The first phase of the air defence system consists of an integrated battery of about nine man-portable launchers and at least 100 missiles which could cost up to R400m, according to a source familiar with the tender. Armscor's tender for the battery closed on December 3 last year, almost exactly one year after the request for proposal was first issued. The tender was first extended by a month, and then the request for proposal was reissued to give the bidding companies more time to comply with the technical requirements of the contract.
It is believed only one consolidated bid for the contract was submitted. This was by a consortium of some of SA's largest defence companies with British-owned BAE Systems and Thales of France. Key local players in the consortium are State-owned defence manufacturer Denel (soon to be part-owned by BAE Systems), electronics and systems engineering company African Defence Systems (ADS, owned by Thales), and Reutech Radar Systems, part of the Reunert group, which has already supplied the Defence Force with a radar-artillery command system, Kameelperd, that will be an integral part of the new air defence system. ADS and Denel initially competed for the contract, but Armscor persuaded them to join forces.

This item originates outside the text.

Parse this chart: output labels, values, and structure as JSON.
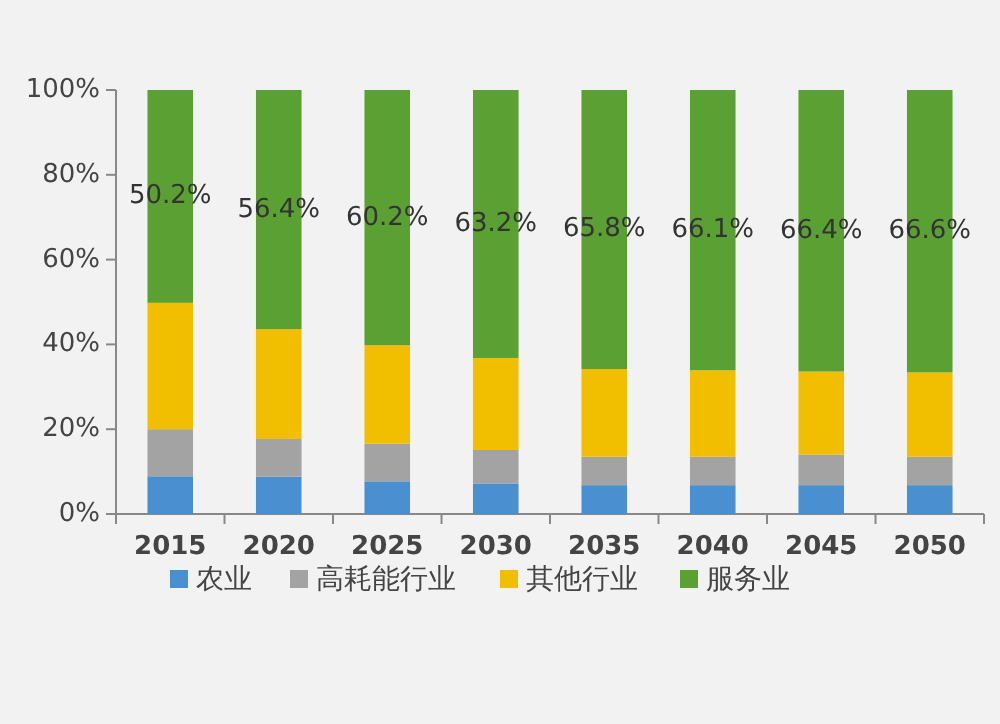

The army has specified a pedestal-mounted very short-range air defence missile system with a range of up to 6 km linked to a local warning control post, radar or optronic. All modules must be man-portable and able to be dropped from the air. The system must also be suitable for mounting in an armoured vehicle. Its purpose would be to detect and counter-attack enemy aircraft. The portability of the system would extend its use from home-based defence to defence of SA forces in peacekeeping missions abroad, says an industry-based air defence specialist.
The bid is under evaluation by a procurement board, and the contract is expected to be awarded by April. The army wants the system to be operational before the end of 2003.
The second and third phases of the wider ground-based air defence system will include a short-range missile system with a 20 km range and a 10 000 m altitude, probably using the Umkhonto missile developed by Denel's Kentron division, and integration of existing anti-aircraft guns with Reutech Radar Systems' Kameelperd radar/artillery command post.
With acknowledgement to Peter Honey and Financial Mail.